DiSSCo Core Architecture
Before we can delve into how MASs connect to the DiSSCo architecture, it is useful to know how the DiSSCo architecture operates.
As a platform, DiSSCo sits in between data providers and data consumers. The core architecture adds value by harmonizing data to openDS, minting unique identifiers for specimens and media objects, capturing provenance, and, of course, facilitating annotations. As DiSSCo improves the data, DiSSCo will send this enhanced data upstream, back to the data providers, and downstream, to data aggregators (though this functionality is currently in development).
Due to its flexible nature, additional services can be built on top of the DiSSCo core architecture. A MAS is one such service. What a MAS does is essentially a “black box” from the DiSSCo Architecture’s perspective. A MAS receives a message as input and produces an annotation as an output.

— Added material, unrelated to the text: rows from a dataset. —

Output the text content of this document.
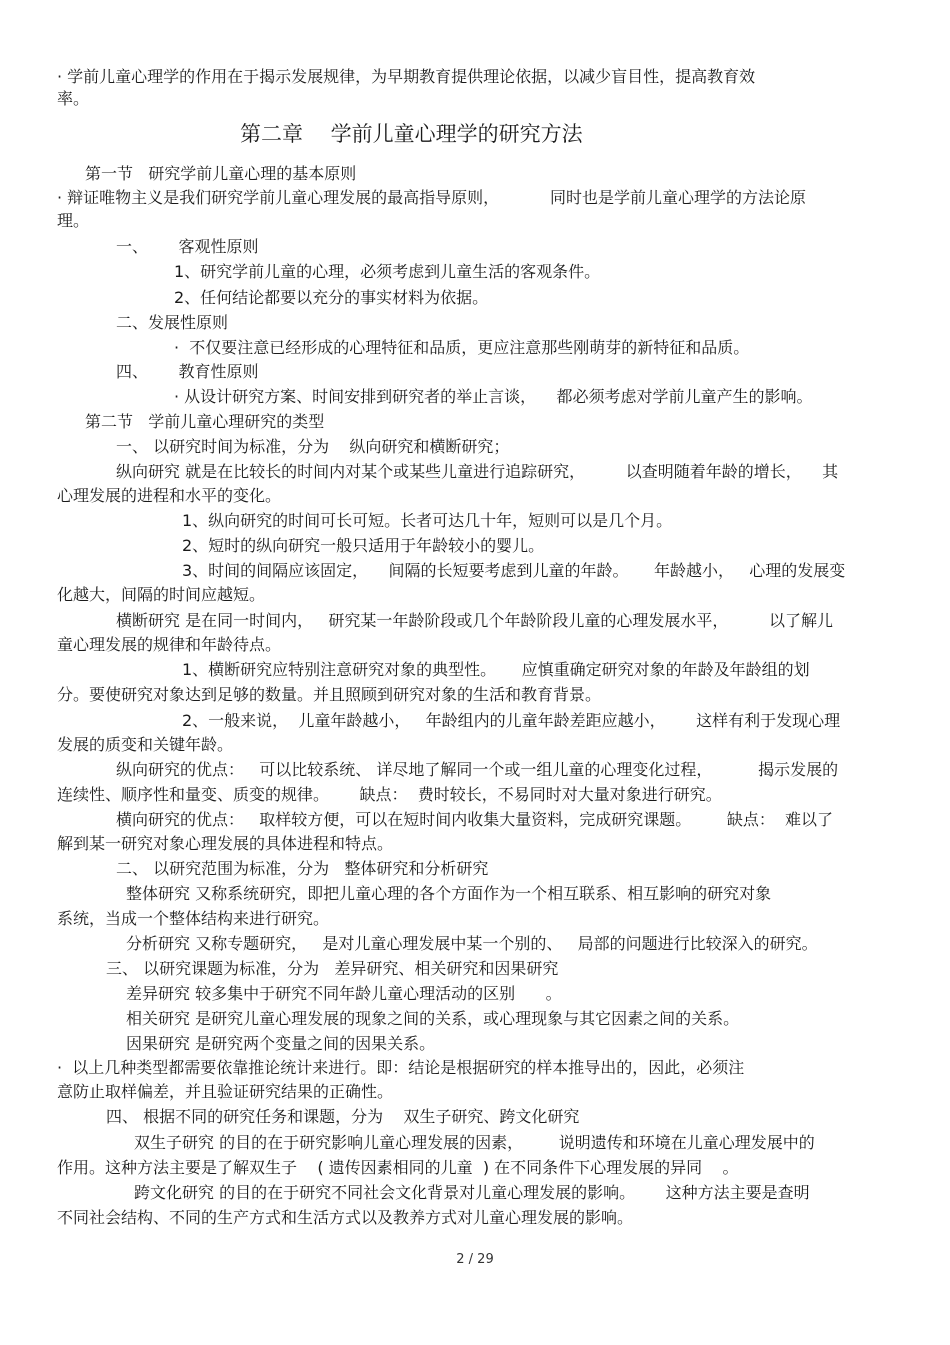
· 学前儿童心理学的作用在于揭示发展规律，为早期教育提供理论依据，以减少盲目性，提高教育效
率。
第二章　 学前儿童心理学的研究方法
第一节   研究学前儿童心理的基本原则
· 辩证唯物主义是我们研究学前儿童心理发展的最高指导原则，          同时也是学前儿童心理学的方法论原
理。
一、      客观性原则
1、研究学前儿童的心理，必须考虑到儿童生活的客观条件。
2、任何结论都要以充分的事实材料为依据。
二、发展性原则
·  不仅要注意已经形成的心理特征和品质，更应注意那些刚萌芽的新特征和品质。
四、      教育性原则
· 从设计研究方案、时间安排到研究者的举止言谈，    都必须考虑对学前儿童产生的影响。
第二节   学前儿童心理研究的类型
一、 以研究时间为标准，分为    纵向研究和横断研究；
纵向研究 就是在比较长的时间内对某个或某些儿童进行追踪研究，        以查明随着年龄的增长，    其
心理发展的进程和水平的变化。
1、纵向研究的时间可长可短。长者可达几十年，短则可以是几个月。
2、短时的纵向研究一般只适用于年龄较小的婴儿。
3、时间的间隔应该固定，    间隔的长短要考虑到儿童的年龄。     年龄越小，   心理的发展变
化越大，间隔的时间应越短。
横断研究 是在同一时间内，   研究某一年龄阶段或几个年龄阶段儿童的心理发展水平，        以了解儿
童心理发展的规律和年龄待点。
1、横断研究应特别注意研究对象的典型性。     应慎重确定研究对象的年龄及年龄组的划
分。要使研究对象达到足够的数量。并且照顾到研究对象的生活和教育背景。
2、一般来说，  儿童年龄越小，   年龄组内的儿童年龄差距应越小，      这样有利于发现心理
发展的质变和关键年龄。
纵向研究的优点：   可以比较系统、 详尽地了解同一个或一组儿童的心理变化过程，         揭示发展的
连续性、顺序性和量变、质变的规律。      缺点：  费时较长，不易同时对大量对象进行研究。
横向研究的优点：   取样较方便，可以在短时间内收集大量资料，完成研究课题。       缺点：  难以了
解到某一研究对象心理发展的具体进程和特点。
二、 以研究范围为标准，分为   整体研究和分析研究
整体研究 又称系统研究，即把儿童心理的各个方面作为一个相互联系、相互影响的研究对象
系统，当成一个整体结构来进行研究。
分析研究 又称专题研究，   是对儿童心理发展中某一个别的、   局部的问题进行比较深入的研究。
三、 以研究课题为标准，分为   差异研究、相关研究和因果研究
差异研究 较多集中于研究不同年龄儿童心理活动的区别      。
相关研究 是研究儿童心理发展的现象之间的关系，或心理现象与其它因素之间的关系。
因果研究 是研究两个变量之间的因果关系。
·  以上几种类型都需要依靠推论统计来进行。即：结论是根据研究的样本推导出的，因此，必须注
意防止取样偏差，并且验证研究结果的正确性。
四、 根据不同的研究任务和课题，分为    双生子研究、跨文化研究
双生子研究 的目的在于研究影响儿童心理发展的因素，       说明遗传和环境在儿童心理发展中的
作用。这种方法主要是了解双生子    ( 遗传因素相同的儿童  ) 在不同条件下心理发展的异同    。
跨文化研究 的目的在于研究不同社会文化背景对儿童心理发展的影响。      这种方法主要是查明
不同社会结构、不同的生产方式和生活方式以及教养方式对儿童心理发展的影响。
2 / 29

The DiSSCo position in the biodiversity data landscape is illustrated in the following diagram. On the left, data providers send data to the core infrastructure. In the middle, machine and human agents rest on top of the core infrastructure, adding additional value. On the right, the enriched data is sent to data consumers.

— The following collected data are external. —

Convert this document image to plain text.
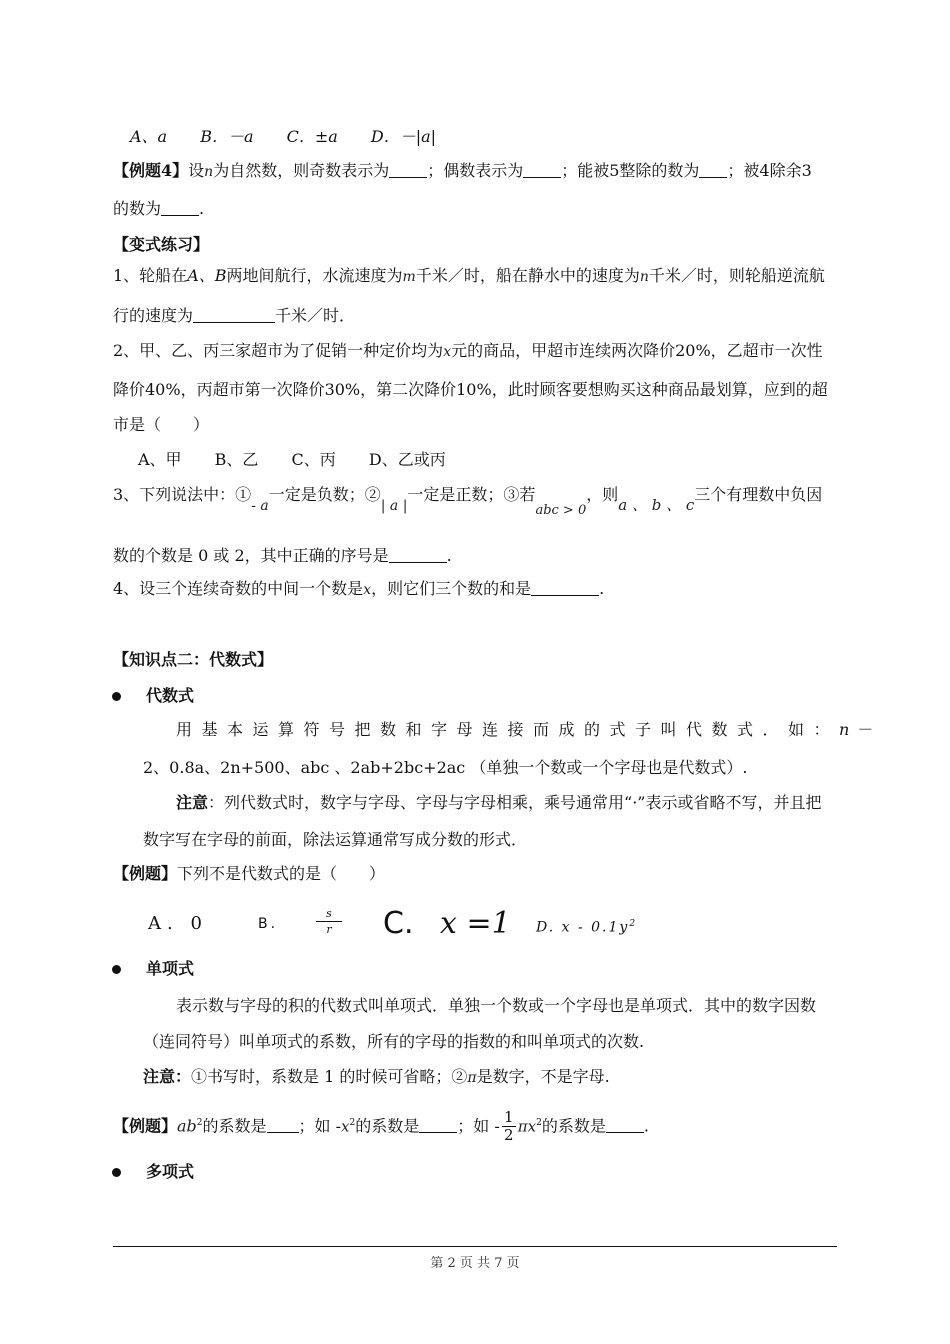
A、a B．－a C．±a D．－|a|
【例题4】设n为自然数，则奇数表示为 ；偶数表示为 ；能被5整除的数为 ；被4除余3
的数为 .
【变式练习】
1、轮船在A、B两地间航行，水流速度为m千米／时，船在静水中的速度为n千米／时，则轮船逆流航
行的速度为	千米／时．
2、甲、乙、丙三家超市为了促销一种定价均为x元的商品，甲超市连续两次降价20%，乙超市一次性
降价40%，丙超市第一次降价30%，第二次降价10%，此时顾客要想购买这种商品最划算，应到的超
市是（　　）
A、甲 B、乙 C、丙 D、乙或丙
3、下列说法中：①- a一定是负数；②| a |一定是正数；③若$_{abc > 0}$，则a 、 b 、 c三个有理数中负因
数的个数是 0 或 2，其中正确的序号是	.
4、设三个连续奇数的中间一个数是x，则它们三个数的和是	.
【知识点二：代数式】
代数式
用基本运算符号把数和字母连接而成的式子叫代数式．如：n －
2、0.8a、2n+500、abc 、2ab+2bc+2ac （单独一个数或一个字母也是代数式）.
注意：列代数式时，数字与字母、字母与字母相乘，乘号通常用“·”表示或省略不写，并且把
数字写在字母的前面，除法运算通常写成分数的形式．
【例题】下列不是代数式的是（　　）
A. 0	B.
s
r	C. x =1 D. x - $0.1y^2$
单项式
表示数与字母的积的代数式叫单项式．单独一个数或一个字母也是单项式．其中的数字因数
（连同符号）叫单项式的系数，所有的字母的指数的和叫单项式的次数.
注意：①书写时，系数是 1 的时候可省略；②π是数字，不是字母.
【例题】$ab^2$的系数是 ；如 $-x^2$的系数是 ；如 - $\frac{1}{2} \pi x^2$的系数是 .
多项式
第 2 页 共 7 页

Other value services of DiSSCo:
- Harmonising data to OpenDS
- Minting Persistent Identifiers (PIDs) for resources
- Versioning objects and maintaining a provenance record
- Extending data and linking
- Exposing data through APIs, including a robust search function
Machine Annotation Services
A Machine Annotation Service (MAS) is an automated service that annotates a target in DiSSCo. Most often, MASs are scheduled by a user on a specific target - either a digital specimen or a media object – either through the DiSSCover platform or programmatically through the DiSSCo API.
When an existing service is adapted to work within DiSSCo, there are two components involved:
- Value Service: This is the original service being adapted to DiSSCo. It is deployed on infrastructure separate from the core DiSSCo architecture, and should be accessible through APIs.
- MAS Middleware: This is a lightweight component containerized and deployed on the DiSSCo core architecture.
When a machine makes an annotation
The flow of data can be summarised below:
1. The user requests a job
Through the DiSSCover platform, a user schedules a MAS on a specific target. DiSSCover calls the DiSSCo backend to schedule a job.
2. The backend sends a message
DiSSCo uses Apache Kafka as an asynchronous messaging service. When a machine annotation is requested, a “job” is created. A UUID is generated and associated with this process to track the state of the job. When it is first created, the job is marked as SCHEDULED
.
The backend sends a message through Kafka. This message that includes the job ID and the target of the annotation. The message has a topic that identifies the message’s destination. Each MAS is given its own unique topic by DiSSCo.
3. The job is received by the MAS middleware
Listening for a Kafka message on its topic, the MAS receives the message.
3a. (Recommended) The MAS middleware informs the backend the job was received.
It is strongly recommended that once the MAS receives the message, it informs the backend. This improves user experience. The MAS sends the job id to the /running
endpoint. The backend, in turn, marks the job as RUNNING
and informs the user.
4. The MAS middleware calls the value service The MAS middleware extracts relevant information from the target and sends it to the value service, usually through an API call. The results from the value service are formatted into an annotation event.
5. The results are sent to DiSSCo The MAS middelware sends the formatted annotation event through the annotation
Kafka topic.
6. The annotation is processed DiSSCo’s annotation processing service picks up the message in the annotation
topic and processes it. The annotation is then available through the DiSSCo API and the DiSSCover interface.
Congratulations! You’ve annotated an object!
MAS Deployment
The MAS middleware application is deployed as a container on the DiSSCo core architecture. The value service will remain deployed where it was originally.
The MAS middleware is deployed on the DiSSCo network. If your value service requires whitelisting a specific IP address, let the DiSSCo team know so they can provide your MAS middleware with a static IP address. That way, the middleware may communicate with the value service.